Being a much newer growing system, the team need to reflect on what growth means in vertical farming conditions and if the existing sensors can actually measure it. The research will be more explorative in the first couple of years, surveying many different types of sensing technologies and traits of interest to vertical farming. “We will build hardware infrastructure to collect sensor data and finally build AI models to predict the different growth stages in the plants. When we have identified traits to be measured, and we can predict them well enough, we will compare vertical farming production to conventional farming. We hope to demonstrate that under the much more controlled conditions of a vertical farm, we can achieve higher quantity and higher quality produce than in the conventional systems,” Aneesh explains.
All three work packages started running on the 1st of July 2021, and are gaining traction. In the coming six months, the researchers will focus on data collection and start the first modeling processes. The indoor yield prediction for tomatoes will see prediction happening on device, as the researchers work on hardware to deploy the developed models.

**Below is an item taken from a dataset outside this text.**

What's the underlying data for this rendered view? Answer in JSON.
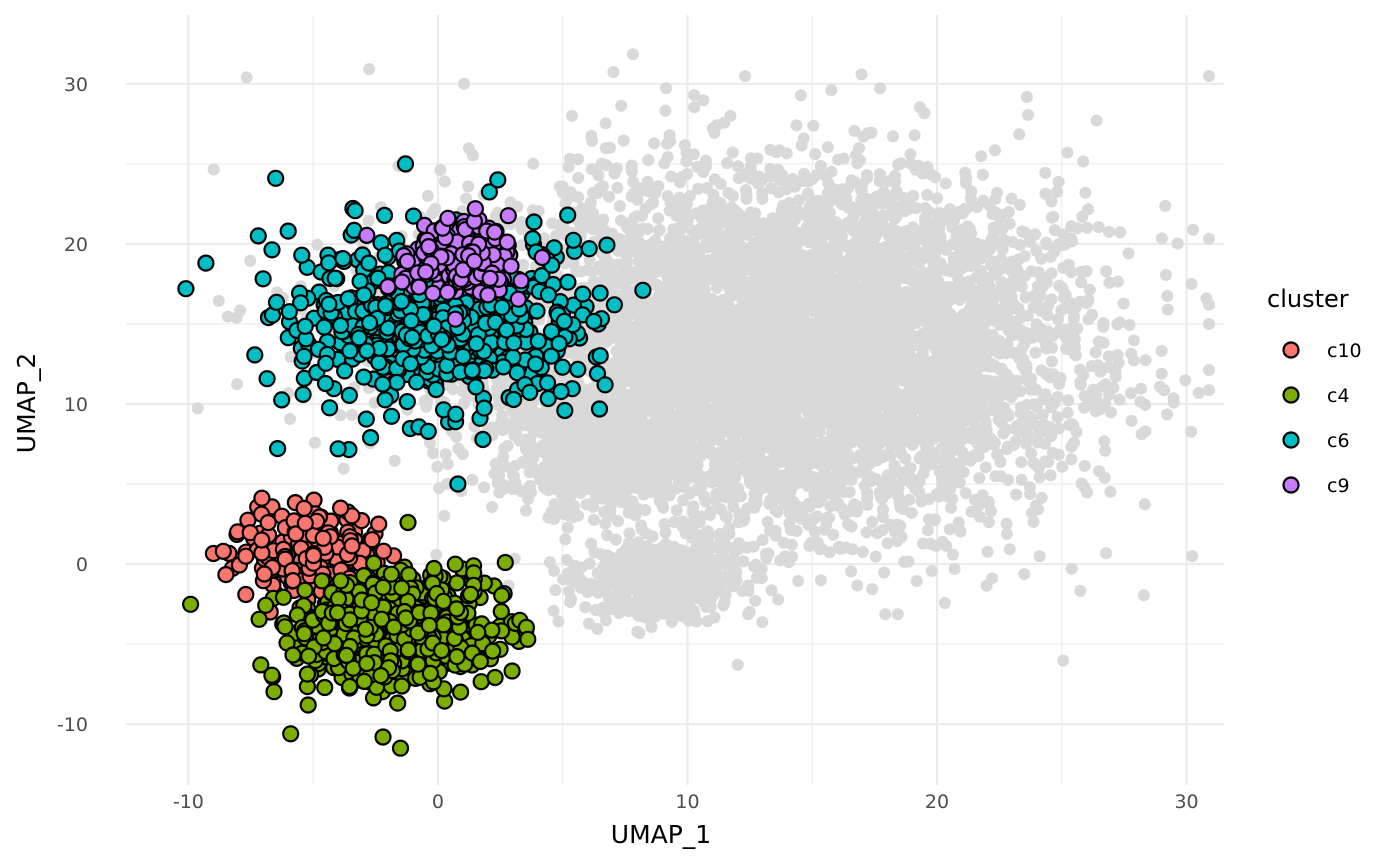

The team is finishing up their first cycle of data collection from the drone flights over the strawberry field, which started back in July. Aneesh: “We have been collecting new images every two weeks: data that illustrates the different growth stages of the plants. The plants will go into cold storage in mid-November, end of December. We will be working intensely with the data, trying to understand the plant growth and giving meaning to that.”
The vertical farm side is currently focused on surveying the sensing technologies that are relevant to the plant traits they want to measure in this domain.
Bridging the gap between academia and practice
It is not uncommon that when researchers develop a high-tech solution, there is a huge knowledge gap between them and the end users they have actually been developing for. Aneesh: “We realized that if that gap remains, the technology you developed may not be as useful to your client in the end. To make sure this will not be the case, within this project’s framework we agreed to have yearly sessions together. A kind of courses with and for the end user, to share our developments with them and demonstrate how the technology works and why.”
The team hopes to lay the groundwork for technologies that, like the products they model, will continue to change and mature, and lead to solutions that will help make better decisions in the face of various agri challenges. Aneesh: “These challenges are very broad and must be looked at from many different perspectives. But this is definitely one piece of the puzzle.”